Aproveitando o final do verão para ler a ótima coletânea de contos Verão, de Nivaldo Tenório. Composto por 10 textos, o livro faz um retrato ora divertido, ora melancólico de relações humanas, laços de afeto, que se apertam e afrouxam com o passar do tempo.
Os contos são marcados pelos personagens no limite, pela transformação que nem sempre virá, mas sempre se faz necessária. No primeiro deles, “Tsunami”, por exemplo, o narrador de 16 anos conta sobre o último verão da família. A narrativa caminha para uma conclusão inevitável com o fenômeno do título, mas que ocorrerá (depois do filme do conto) de forma metafórica. É também uma história sobre as dores do crescimento.
No conto que dá título à coletânea, uma menina tem como amigo seu irmão imaginário. “Nasci tarde na vida deles. Mamãe já não era jovem quando se casou, e essa é a razão, segundo ela, por que não me deram um irmão.”, começa o texto. É nessa ausência que se materializa a dispersão da unidade familiar – não que o filho faça exatamente falta aos pais, mas à jovem dá uma espécie de lucidez observacional daquela estrutura fragilmente sustentada.

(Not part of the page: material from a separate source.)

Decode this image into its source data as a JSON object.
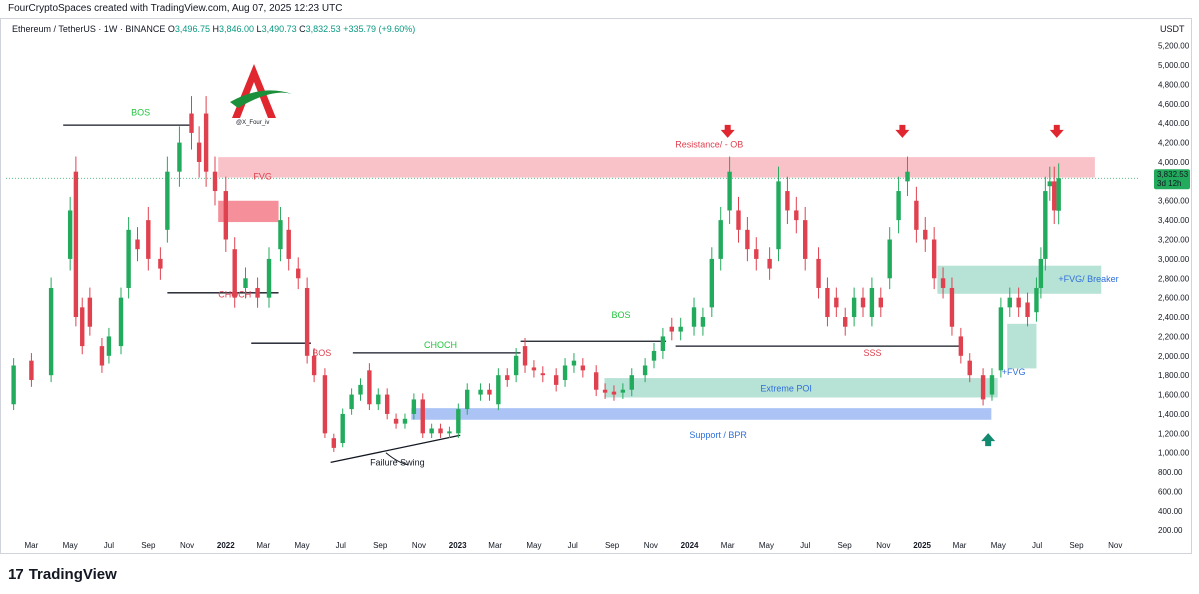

Verão também é marcado por uma linguagem poética. “Eu acabei de acordar, a janela está aberta e por ela entra uma luz diáfana e é tão bom e acalentador que por um momento penso ainda estar sonhando, mas os barulhos eletrônicos vindos da sala me garantem que acordei”, diz o narrador de outro conto. Em trechos, como esse, o autor cria uma atmosfera marcante a partir da descrição evocativa de imagens. São sutilezas como essa que dizem muito sobre a qualidade do livro e a mente das personagens.